Она знала, что Жаруа в ее отсутствие любил смотреть здесь детективные сериалы.
Пощелкав по каналам, остановилась на выпуске новостей.
Брюнетка-ведущая с зализанными в хвост волосами докладывала обстановку в стране.
Картинки, сопровождаемые ее бодрыми комментариями, быстро сменялись на экране: велосипедисты на заезде, школьники в гостях у ветеранов, какой-то мордатый представитель власти, выехавший в регион. Последним сюжетом была коротенькая история молодой пары. Молодые люди познакомились по переписке. Парень, не жалея сил на сбор средств, вылечил девушку от какой-то болезни, и… бинго! Теперь они наконец соединились и, не мешкая, закрепили отношения узами законного брака.
Девчонка, улыбающаяся с экрана, была типичной представительницей русской глубинки — безвкусно одетая, полноватая, щекастая, выкрашенная в дурной блонд. Парень же был явно с историей — высокий и худощавый, похожий на недавно откинувшегося, начитавшегося в неволе книжек и вставшего на путь исправления зэка.
— Идиоты! — загоготала Инфанта. — Вы будете постить свои слащавые морды, справлять Петра и Февронию, потом эта дура залетит, а ты, кретин, начнешь по вечерам жрать водку, давя в себе брезгливость к запаху детской рыготы и бесконечных домашних борщей! Но вы будете, стиснув зубы, растить ваше усыпанное аллергией чадо и постить его фотки на четырехколесном велосипеде или с букетом чахлых астр первого сентября!

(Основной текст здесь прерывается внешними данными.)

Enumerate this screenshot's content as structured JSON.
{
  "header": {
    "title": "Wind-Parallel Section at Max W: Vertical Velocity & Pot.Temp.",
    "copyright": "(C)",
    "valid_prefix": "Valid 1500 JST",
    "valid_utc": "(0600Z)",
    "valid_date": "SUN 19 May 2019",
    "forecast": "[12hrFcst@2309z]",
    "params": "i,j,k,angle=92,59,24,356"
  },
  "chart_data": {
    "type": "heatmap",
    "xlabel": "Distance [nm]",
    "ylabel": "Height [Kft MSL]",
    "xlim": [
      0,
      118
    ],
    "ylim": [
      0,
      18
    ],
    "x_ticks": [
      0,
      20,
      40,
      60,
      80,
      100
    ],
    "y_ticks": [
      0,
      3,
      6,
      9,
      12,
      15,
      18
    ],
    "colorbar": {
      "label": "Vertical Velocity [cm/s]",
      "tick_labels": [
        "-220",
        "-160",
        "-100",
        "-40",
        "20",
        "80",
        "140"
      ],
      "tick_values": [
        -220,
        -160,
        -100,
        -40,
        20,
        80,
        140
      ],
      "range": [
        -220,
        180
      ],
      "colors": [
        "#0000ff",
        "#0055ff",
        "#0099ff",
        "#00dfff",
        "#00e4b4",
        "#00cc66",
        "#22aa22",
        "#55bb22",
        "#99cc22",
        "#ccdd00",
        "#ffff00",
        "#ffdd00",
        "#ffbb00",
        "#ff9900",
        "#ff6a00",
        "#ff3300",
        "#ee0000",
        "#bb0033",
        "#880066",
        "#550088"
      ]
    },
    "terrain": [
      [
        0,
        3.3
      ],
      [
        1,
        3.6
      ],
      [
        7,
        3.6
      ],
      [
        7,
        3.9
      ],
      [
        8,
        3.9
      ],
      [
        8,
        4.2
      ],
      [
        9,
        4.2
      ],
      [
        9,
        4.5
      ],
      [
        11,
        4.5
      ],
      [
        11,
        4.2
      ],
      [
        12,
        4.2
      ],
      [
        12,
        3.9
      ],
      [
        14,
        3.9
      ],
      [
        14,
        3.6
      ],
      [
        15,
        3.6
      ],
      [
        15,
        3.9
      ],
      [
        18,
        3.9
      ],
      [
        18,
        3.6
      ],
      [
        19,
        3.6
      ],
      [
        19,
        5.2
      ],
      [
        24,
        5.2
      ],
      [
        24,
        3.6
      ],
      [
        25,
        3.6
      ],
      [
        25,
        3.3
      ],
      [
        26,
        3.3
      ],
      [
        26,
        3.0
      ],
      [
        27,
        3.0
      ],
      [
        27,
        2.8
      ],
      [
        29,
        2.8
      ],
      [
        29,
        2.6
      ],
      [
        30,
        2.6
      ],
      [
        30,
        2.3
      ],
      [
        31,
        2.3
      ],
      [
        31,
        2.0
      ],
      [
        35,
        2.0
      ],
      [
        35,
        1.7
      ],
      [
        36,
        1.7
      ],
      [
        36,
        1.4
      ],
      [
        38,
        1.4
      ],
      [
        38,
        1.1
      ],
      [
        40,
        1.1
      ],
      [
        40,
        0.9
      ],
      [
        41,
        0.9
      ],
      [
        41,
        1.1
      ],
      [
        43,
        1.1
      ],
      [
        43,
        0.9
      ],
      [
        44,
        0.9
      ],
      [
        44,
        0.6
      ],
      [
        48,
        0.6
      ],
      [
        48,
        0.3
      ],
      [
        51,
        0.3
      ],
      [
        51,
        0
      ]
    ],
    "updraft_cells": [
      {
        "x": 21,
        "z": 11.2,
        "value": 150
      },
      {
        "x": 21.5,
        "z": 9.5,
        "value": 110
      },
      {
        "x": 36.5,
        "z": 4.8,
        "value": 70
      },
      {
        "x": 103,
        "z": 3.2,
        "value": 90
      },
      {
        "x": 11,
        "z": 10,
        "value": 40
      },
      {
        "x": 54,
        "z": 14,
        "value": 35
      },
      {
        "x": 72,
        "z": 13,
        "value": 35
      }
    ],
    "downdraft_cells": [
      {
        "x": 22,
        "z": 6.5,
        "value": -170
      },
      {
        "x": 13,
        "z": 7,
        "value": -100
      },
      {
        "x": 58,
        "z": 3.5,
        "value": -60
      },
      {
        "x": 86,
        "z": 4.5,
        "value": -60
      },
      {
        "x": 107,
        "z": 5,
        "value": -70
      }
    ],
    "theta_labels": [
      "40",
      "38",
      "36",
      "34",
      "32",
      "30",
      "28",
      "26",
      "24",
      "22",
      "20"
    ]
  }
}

Пара на экране обнялась и улыбнулась в наведенную на них камеру.
— Ради чего все это?! Вы же прекрасно можете слышать друг друга! — задыхалась от смеха Инфанта. — Но вы не хотите слышать! Ведь проще катиться по отработанной схеме, так?! Вы начинаете ненавидеть друг друга в лучшем случае уже через полгода! Выучиваете дежурные фразы, прикрывая ими отсутствие чувств! Хотя нет… Чувств у вас много: раздражение, брезгливость, разочарование… Какой чудовищный самообман — думать, что можешь быть частью кого-то… что можешь быть не один…
Протупив еще с полчаса перед телевизором, Инфанта, вспомнив о Пете и о твари, нехотя встала и, едва передвигая гудевшие ноги, поднялась в спальню.

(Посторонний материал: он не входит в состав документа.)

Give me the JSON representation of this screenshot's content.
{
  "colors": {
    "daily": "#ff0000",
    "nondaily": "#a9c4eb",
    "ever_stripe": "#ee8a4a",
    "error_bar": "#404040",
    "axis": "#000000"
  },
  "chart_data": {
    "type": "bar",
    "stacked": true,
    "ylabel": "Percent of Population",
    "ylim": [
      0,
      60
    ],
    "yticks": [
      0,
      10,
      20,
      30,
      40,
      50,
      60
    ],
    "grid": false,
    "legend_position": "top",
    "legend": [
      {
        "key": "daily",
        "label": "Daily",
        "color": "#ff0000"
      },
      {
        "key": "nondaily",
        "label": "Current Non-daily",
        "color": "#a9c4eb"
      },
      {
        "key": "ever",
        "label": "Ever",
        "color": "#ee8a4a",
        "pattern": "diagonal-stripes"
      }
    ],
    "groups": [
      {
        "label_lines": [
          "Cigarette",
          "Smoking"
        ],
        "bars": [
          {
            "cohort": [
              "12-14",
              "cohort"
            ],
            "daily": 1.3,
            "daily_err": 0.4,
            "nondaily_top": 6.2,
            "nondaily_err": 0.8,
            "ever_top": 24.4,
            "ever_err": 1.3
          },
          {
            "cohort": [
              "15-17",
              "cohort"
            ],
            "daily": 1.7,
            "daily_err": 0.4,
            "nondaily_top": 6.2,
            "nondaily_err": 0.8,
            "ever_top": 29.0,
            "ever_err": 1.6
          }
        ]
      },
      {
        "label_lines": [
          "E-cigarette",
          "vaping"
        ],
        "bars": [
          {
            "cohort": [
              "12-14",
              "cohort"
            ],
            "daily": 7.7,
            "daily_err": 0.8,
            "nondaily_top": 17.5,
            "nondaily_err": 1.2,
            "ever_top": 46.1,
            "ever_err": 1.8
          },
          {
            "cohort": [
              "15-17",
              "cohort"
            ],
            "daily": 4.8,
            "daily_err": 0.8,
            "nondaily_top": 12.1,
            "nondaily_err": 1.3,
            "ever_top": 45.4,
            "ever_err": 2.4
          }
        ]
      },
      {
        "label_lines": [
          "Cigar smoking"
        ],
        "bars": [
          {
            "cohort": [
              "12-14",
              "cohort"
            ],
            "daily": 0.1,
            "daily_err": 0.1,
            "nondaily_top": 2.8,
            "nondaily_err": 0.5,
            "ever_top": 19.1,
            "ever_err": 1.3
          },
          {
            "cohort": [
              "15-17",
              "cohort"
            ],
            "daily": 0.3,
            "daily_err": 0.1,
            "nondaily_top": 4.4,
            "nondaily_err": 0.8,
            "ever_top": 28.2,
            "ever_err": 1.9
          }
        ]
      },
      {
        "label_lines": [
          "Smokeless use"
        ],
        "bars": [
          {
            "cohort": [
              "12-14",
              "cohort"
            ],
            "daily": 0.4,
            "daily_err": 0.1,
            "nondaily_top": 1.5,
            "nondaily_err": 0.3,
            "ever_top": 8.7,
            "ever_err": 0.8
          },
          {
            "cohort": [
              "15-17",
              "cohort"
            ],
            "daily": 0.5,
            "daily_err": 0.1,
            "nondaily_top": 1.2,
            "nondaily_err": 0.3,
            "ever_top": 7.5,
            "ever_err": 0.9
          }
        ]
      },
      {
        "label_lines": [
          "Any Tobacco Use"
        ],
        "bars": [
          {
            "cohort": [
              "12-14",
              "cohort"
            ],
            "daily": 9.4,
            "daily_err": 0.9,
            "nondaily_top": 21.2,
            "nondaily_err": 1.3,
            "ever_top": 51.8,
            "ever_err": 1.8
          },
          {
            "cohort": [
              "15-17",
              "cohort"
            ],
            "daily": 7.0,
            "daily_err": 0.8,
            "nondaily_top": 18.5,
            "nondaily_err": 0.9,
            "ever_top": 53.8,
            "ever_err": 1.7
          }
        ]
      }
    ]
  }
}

Прежде чем вытащить сим-карту и батарейку из основного телефона, написала Пете:
«Все отменяется. И встреча ордена, и приемы, и Вислаков. Я уезжаю. Надолго».

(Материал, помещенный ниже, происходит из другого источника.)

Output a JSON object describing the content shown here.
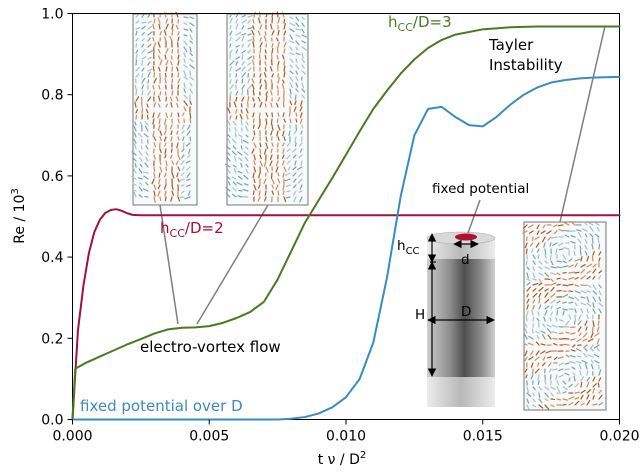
{
  "chart_data": {
    "type": "line",
    "xlabel": "t ν / D²",
    "ylabel": "Re / 10³",
    "xlim": [
      0,
      0.02
    ],
    "ylim": [
      0,
      1.0
    ],
    "xticks": [
      "0.000",
      "0.005",
      "0.010",
      "0.015",
      "0.020"
    ],
    "yticks": [
      "0.0",
      "0.2",
      "0.4",
      "0.6",
      "0.8",
      "1.0"
    ],
    "grid": false,
    "series": [
      {
        "name": "hCC/D=2",
        "color": "#a50f3c",
        "x": [
          0,
          0.0002,
          0.0004,
          0.0006,
          0.0008,
          0.001,
          0.0012,
          0.0014,
          0.0016,
          0.0018,
          0.002,
          0.0022,
          0.0025,
          0.003,
          0.004,
          0.006,
          0.01,
          0.015,
          0.02
        ],
        "y": [
          0.0,
          0.22,
          0.33,
          0.41,
          0.462,
          0.492,
          0.509,
          0.516,
          0.518,
          0.514,
          0.508,
          0.504,
          0.503,
          0.503,
          0.503,
          0.503,
          0.503,
          0.503,
          0.503
        ]
      },
      {
        "name": "hCC/D=3",
        "color": "#4a7a22",
        "x": [
          0,
          0.0001,
          0.0005,
          0.001,
          0.0015,
          0.002,
          0.0025,
          0.003,
          0.0035,
          0.004,
          0.0045,
          0.005,
          0.0055,
          0.006,
          0.0065,
          0.007,
          0.0075,
          0.008,
          0.0085,
          0.009,
          0.0095,
          0.01,
          0.0105,
          0.011,
          0.0115,
          0.012,
          0.0125,
          0.013,
          0.0135,
          0.014,
          0.015,
          0.016,
          0.017,
          0.018,
          0.019,
          0.02
        ],
        "y": [
          0.0,
          0.125,
          0.14,
          0.155,
          0.17,
          0.185,
          0.198,
          0.212,
          0.222,
          0.226,
          0.227,
          0.23,
          0.238,
          0.25,
          0.265,
          0.29,
          0.345,
          0.415,
          0.485,
          0.54,
          0.595,
          0.652,
          0.71,
          0.765,
          0.81,
          0.852,
          0.887,
          0.915,
          0.935,
          0.948,
          0.961,
          0.966,
          0.968,
          0.968,
          0.968,
          0.968
        ]
      },
      {
        "name": "fixed potential over D",
        "color": "#3a8cc0",
        "x": [
          0,
          0.002,
          0.004,
          0.006,
          0.007,
          0.0075,
          0.008,
          0.0085,
          0.009,
          0.0095,
          0.01,
          0.0105,
          0.011,
          0.0115,
          0.012,
          0.0125,
          0.013,
          0.0135,
          0.014,
          0.0145,
          0.015,
          0.0155,
          0.016,
          0.0165,
          0.017,
          0.0175,
          0.018,
          0.0185,
          0.019,
          0.0195,
          0.02
        ],
        "y": [
          0.0,
          0.0,
          0.0,
          0.0,
          0.0,
          0.0,
          0.002,
          0.006,
          0.015,
          0.03,
          0.055,
          0.1,
          0.19,
          0.35,
          0.55,
          0.7,
          0.765,
          0.77,
          0.745,
          0.725,
          0.722,
          0.745,
          0.775,
          0.8,
          0.818,
          0.83,
          0.836,
          0.84,
          0.842,
          0.843,
          0.844
        ]
      }
    ],
    "annotations": {
      "electro_vortex": "electro-vortex flow",
      "tayler_line1": "Tayler",
      "tayler_line2": "Instability",
      "fixed_potential": "fixed potential",
      "label_hcc": "hCC",
      "label_d_small": "d",
      "label_H": "H",
      "label_D": "D"
    }
  }
}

Затем взяла в руки второй мобильный.
Перезванивать твари, конечно, не стала.
Тварь должна пройти этот квест до конца.
Доехав до ближайшего к поселку супермаркета, Инфанта взяла две бутылки коньяка и для разнообразия — еще две бутылки виски.
И целую груду мороженого.
Уже на кассе вытащила из тележки куриное филе и бросила в нее несколько плиток шоколада.
Все, что ей сейчас было нужно, это притуплять боль алкоголем, вредно есть и много спать.
И ждать.
Ждать, как она чувствовала, оставалось недолго.
При выходе из магазина был аптечный ларек с зеленым крестом.
Помявшись, она развернулась и подошла к ларьку.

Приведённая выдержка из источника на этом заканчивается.